Eight years ago, high school sweethearts Mike and Jessica Kovac were on the verge of divorcing after 17 years of financial hardship, medical problems and dealing with personal issues from adultery to alcoholism.
“I wished he would die,” Jessica, 42, of Liberty Lake, Washington, tells PEOPLE. “I didn’t feel I was strong enough to divorce him.”
It wasn’t until they started helping the hungry and homeless in Spokane, Washington, that the couple realized how much they had to be thankful for – especially each other.
Today, through their nonprofit Blessings Under the Bridge, the Kovacs feed about 250 people every Wednesday evening beneath a busy freeway bridge in Spokane, dishing up everything from chili to lasagna with a band of regular volunteers.

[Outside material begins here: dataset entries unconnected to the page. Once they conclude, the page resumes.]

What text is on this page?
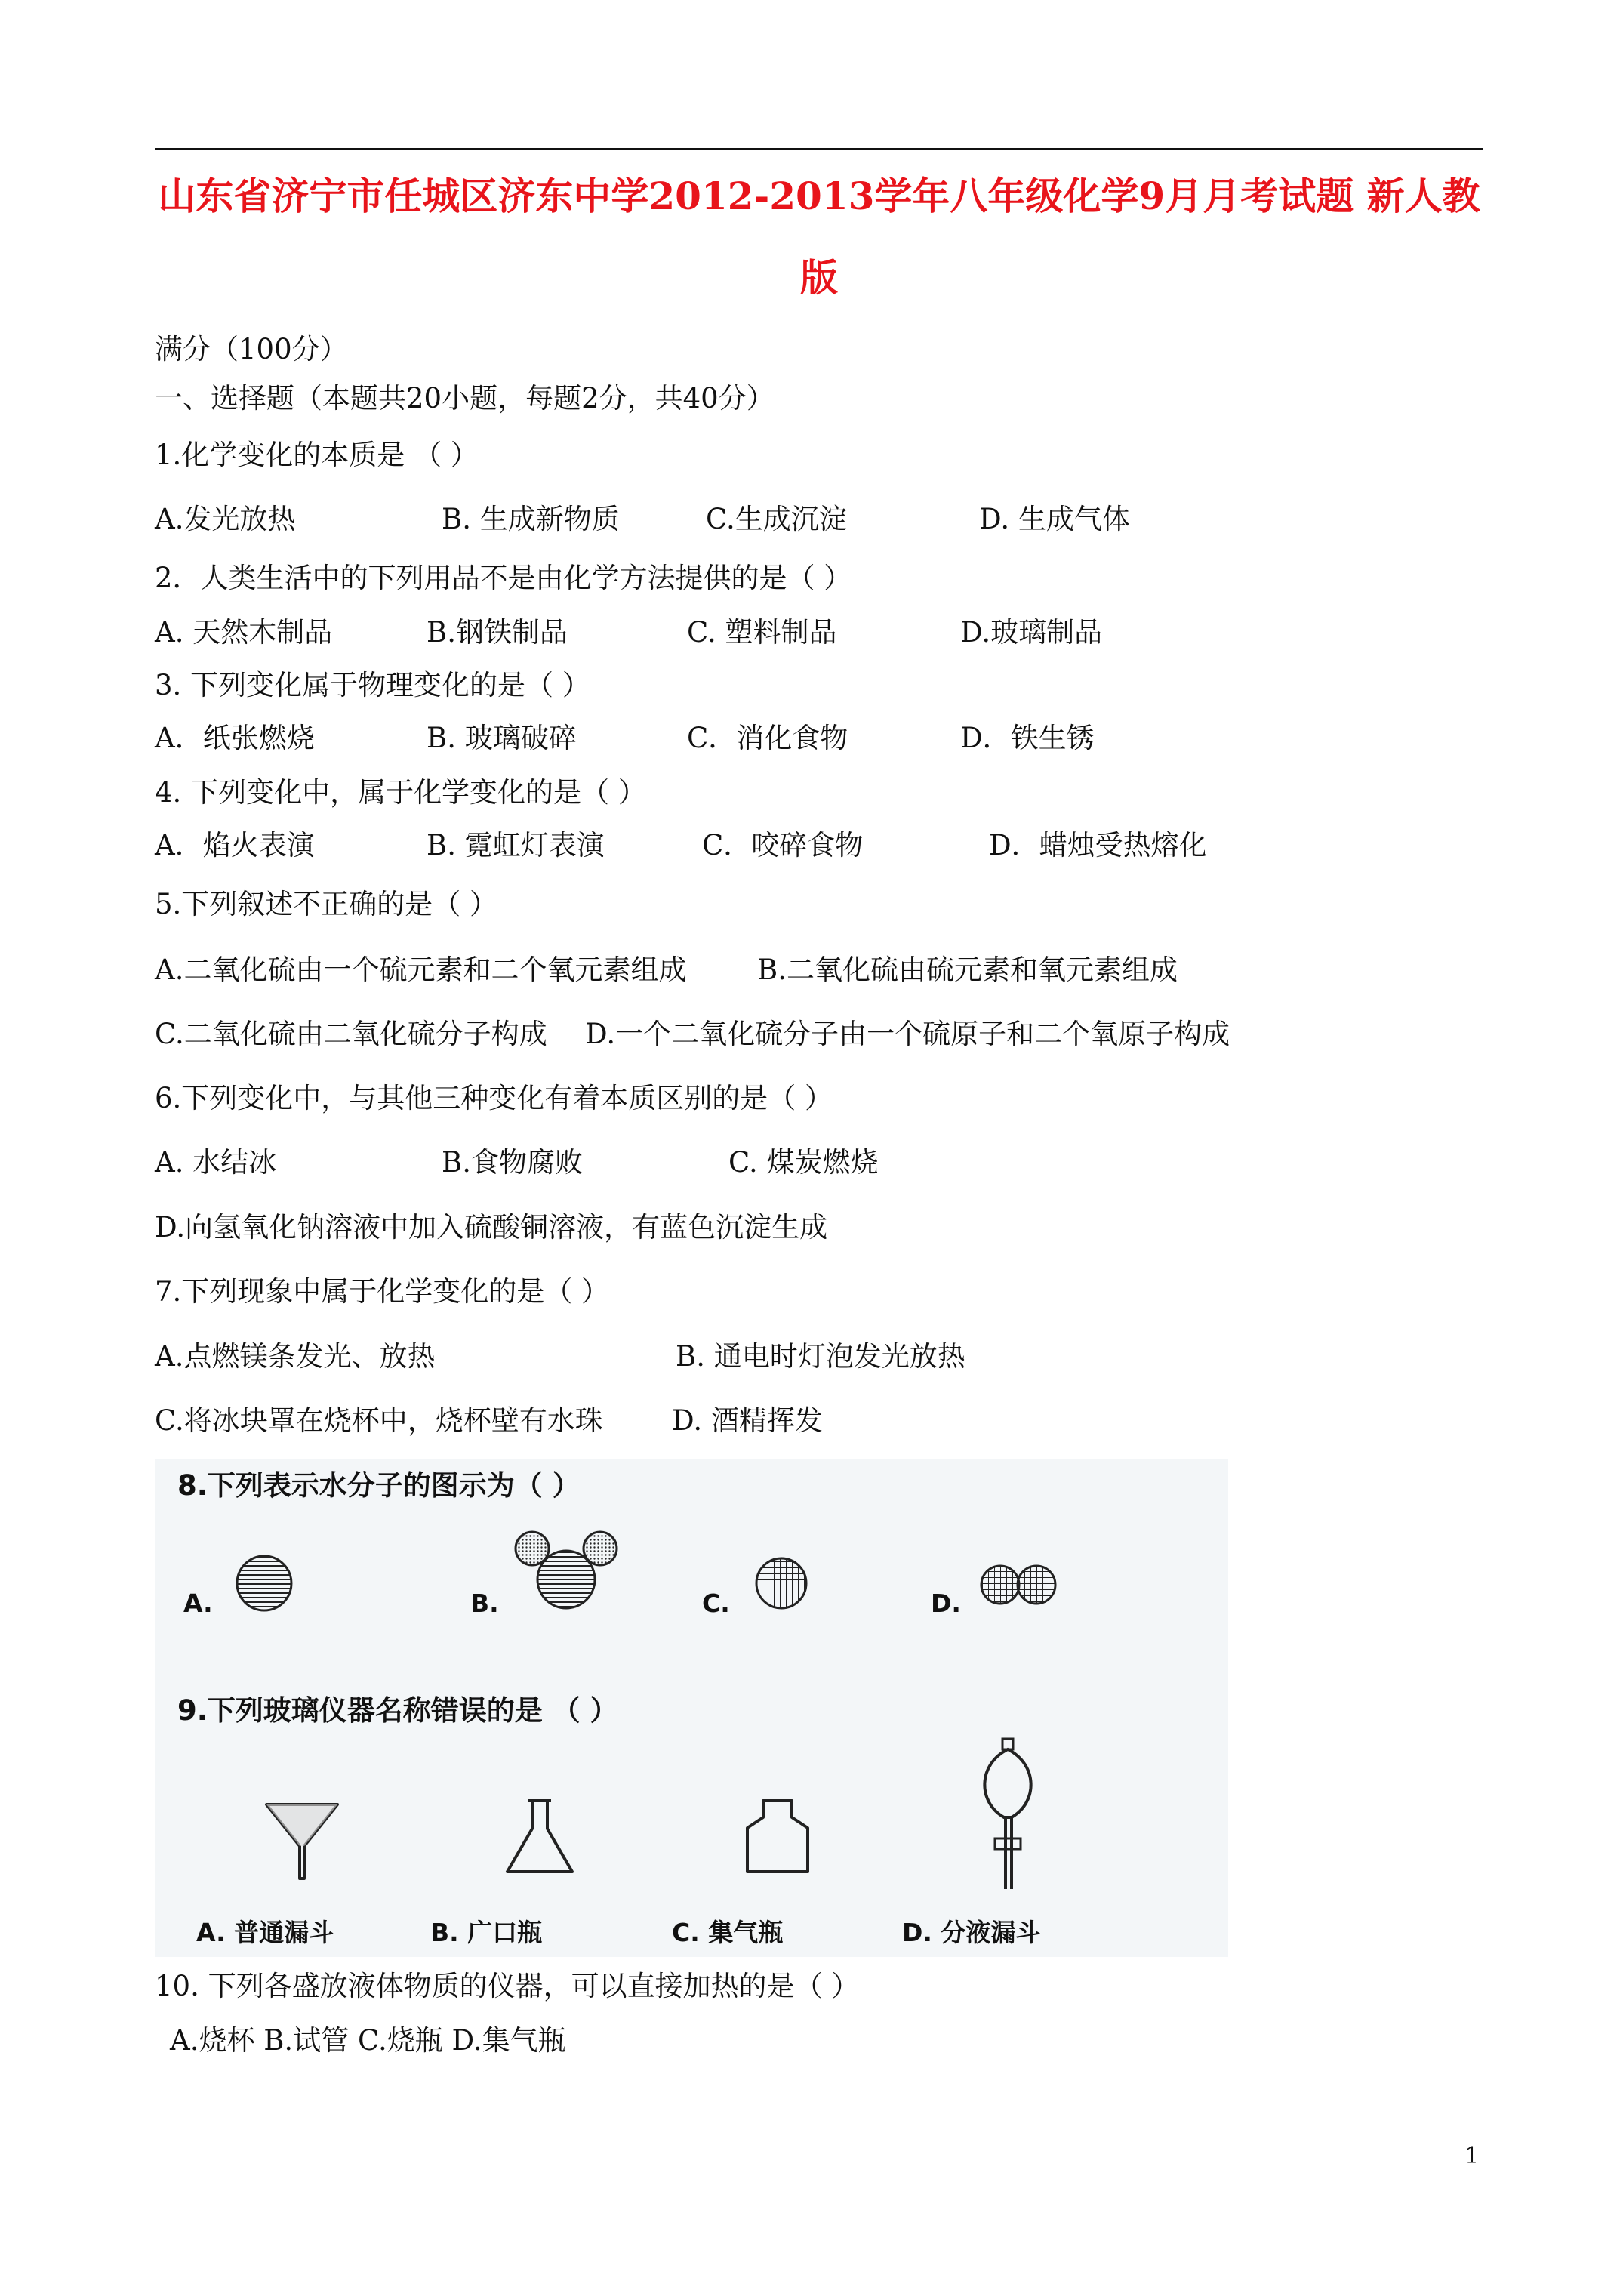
山东省济宁市任城区济东中学2012-2013学年八年级化学9月月考试题 新人教
版
满分（100分）
一、选择题（本题共20小题，每题2分，共40分）
1.化学变化的本质是 （ ）
A.发光放热	B. 生成新物质	C.生成沉淀	D. 生成气体
2．人类生活中的下列用品不是由化学方法提供的是（ ）
A. 天然木制品	B.钢铁制品	C. 塑料制品	D.玻璃制品
3. 下列变化属于物理变化的是（ ）
A．纸张燃烧	B. 玻璃破碎	C．消化食物	D．铁生锈
4. 下列变化中，属于化学变化的是（ ）
A．焰火表演	B. 霓虹灯表演	C．咬碎食物	D．蜡烛受热熔化
5.下列叙述不正确的是（ ）
A.二氧化硫由一个硫元素和二个氧元素组成	B.二氧化硫由硫元素和氧元素组成
C.二氧化硫由二氧化硫分子构成 D.一个二氧化硫分子由一个硫原子和二个氧原子构成
6.下列变化中，与其他三种变化有着本质区别的是（ ）
A. 水结冰	B.食物腐败	C. 煤炭燃烧
D.向氢氧化钠溶液中加入硫酸铜溶液，有蓝色沉淀生成
7.下列现象中属于化学变化的是（ ）
A.点燃镁条发光、放热	B. 通电时灯泡发光放热
C.将冰块罩在烧杯中，烧杯壁有水珠 D. 酒精挥发
8.下列表示水分子的图示为（ ）
A.	B.	C.	D.
9.下列玻璃仪器名称错误的是 （ ）
A. 普通漏斗	B. 广口瓶	C. 集气瓶	D. 分液漏斗
10. 下列各盛放液体物质的仪器，可以直接加热的是（ ）
A.烧杯 B.试管 C.烧瓶 D.集气瓶
1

“Doing this has not only brought us closer together, it’s given us hope,” says Mike, 43, who has had eight back surgeries and is on disability after losing his job at a warehouse club after nine years.
“We’ve learned that if there is hope for us, then there is hope for anyone, regardless of their circumstance,” he says.
They also helped a homeless man track down his daughter after a 28-year estrangement. He now lives with her in Jacksonville, Florida.
“They are so giving,” says Homer Hill, 67, who’d been living under the bridge for several years when he met them. “I think the world of them.”
It was October 2007 when Jessica, a former waitress, filled a basket with 40 sack lunches paid for with her tip money and walked through downtown Spokane to hand them out to the hungry.
“I’d been feeling so bitter toward my husband and I was ashamed of the person I’d become,” she says.
“So I decided to head to unfamiliar territory and do something for people who were worse off than I was,” she says.
A month later, she was joined by Mike, who quickly became hooked on listening to stories from the downtrodden and doing all he could to make a difference in their lives.
He and Jessica spent the last $40,000 of their savings to start Blessings Under the Bridge, setting up tables and chairs every week beneath the overpass and serving three-course meals to anyone who stops by.
With help from community donors, they also give away bags of groceries, haircuts, clothing and blankets, along with hot coffee and sacks filled with gourmet treats.
“They’ve touched our hearts more than we’ve touched theirs,” says Jessica, who is on a first-name basis with most of her homeless friends.
“It’s something that Mike and I are just drawn to now,” she says. “We can’t imagine doing anything else.”
One of the biggest bonuses, she says, is that she now looks at her husband with different eyes.
“Working side-by-side with those who have nothing has rekindled our relationship,” she says. “We now know what really matters in life.”